Embracing Change and Pricing Realities

I received a great piece of feedback during a recent new project discussion:

I appreciate that you’re not saying no to anything yet.

The uncertainty in ranges isn’t ideal. For a new idea, however, they’re a means to operate in the unknown — a way to push decisions off for more research and testing. Adding a curve gives some clarity to the range while leaving the door open for ideation and collaboration.

Anchoring the Conversation

Visualizations solve everything, right? Not really, but visualizing outcomes makes it far, far easier to reason about why a project will fall in a particular range or region.

It’s possible a project could fall into the lower third, for instance, but there’s a list of reasons why it shouldn’t be considered probable.

Other Distributions

Three distribution curves: normal, positive skew, and negative skew

Normal distributions are just the tip of the probability curve iceberg. If the unknowns seem to be tipping the scales one way or another, a different look for our area chart helps illustrate the point.

It also keeps the estimator honest. From experience, the further we move away from a normal distribution, the more likely that our range is incorrect in the first place.

Visualizing Software Estimates

Custom applications come with custom challenges and unknowns.
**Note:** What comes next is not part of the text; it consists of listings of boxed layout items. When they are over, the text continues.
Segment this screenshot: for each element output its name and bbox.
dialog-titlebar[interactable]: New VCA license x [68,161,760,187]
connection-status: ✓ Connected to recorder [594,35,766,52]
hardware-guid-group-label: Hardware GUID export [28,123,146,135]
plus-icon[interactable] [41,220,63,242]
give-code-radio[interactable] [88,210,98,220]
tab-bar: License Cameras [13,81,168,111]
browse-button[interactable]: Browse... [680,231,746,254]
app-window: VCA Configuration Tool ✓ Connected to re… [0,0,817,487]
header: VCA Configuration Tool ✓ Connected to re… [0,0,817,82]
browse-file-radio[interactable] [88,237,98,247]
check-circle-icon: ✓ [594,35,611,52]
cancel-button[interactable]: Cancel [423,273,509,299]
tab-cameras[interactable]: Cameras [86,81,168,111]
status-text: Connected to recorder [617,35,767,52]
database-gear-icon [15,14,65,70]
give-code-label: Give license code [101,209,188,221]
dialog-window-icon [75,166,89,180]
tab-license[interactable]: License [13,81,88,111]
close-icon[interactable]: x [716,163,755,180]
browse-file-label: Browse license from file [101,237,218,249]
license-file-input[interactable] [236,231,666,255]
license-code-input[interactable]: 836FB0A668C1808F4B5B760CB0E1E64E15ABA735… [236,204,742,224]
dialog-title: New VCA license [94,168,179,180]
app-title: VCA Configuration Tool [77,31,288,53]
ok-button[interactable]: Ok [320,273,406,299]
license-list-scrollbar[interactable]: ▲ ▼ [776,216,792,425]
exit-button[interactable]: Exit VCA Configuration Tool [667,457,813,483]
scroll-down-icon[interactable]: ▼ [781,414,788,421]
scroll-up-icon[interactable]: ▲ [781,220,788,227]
Unknowns are a tricky pricing hurdle — they’re resolved after work begins, so pricing really is an estimate until both sides lay out their domain expertise and find the right solution.

Ranges help here, but they have issues of their own. Recipients will usually focus on one extreme or the other, but neither is the anchor point of the story being told.

In reality, pricing ranges are more like probability curves than a flat line: Outcomes from one end to the other aren’t equally possible. By pulling in a visual, we’re able to focus the conversation on the center, and gain a starting point for explaining what each outcome requires.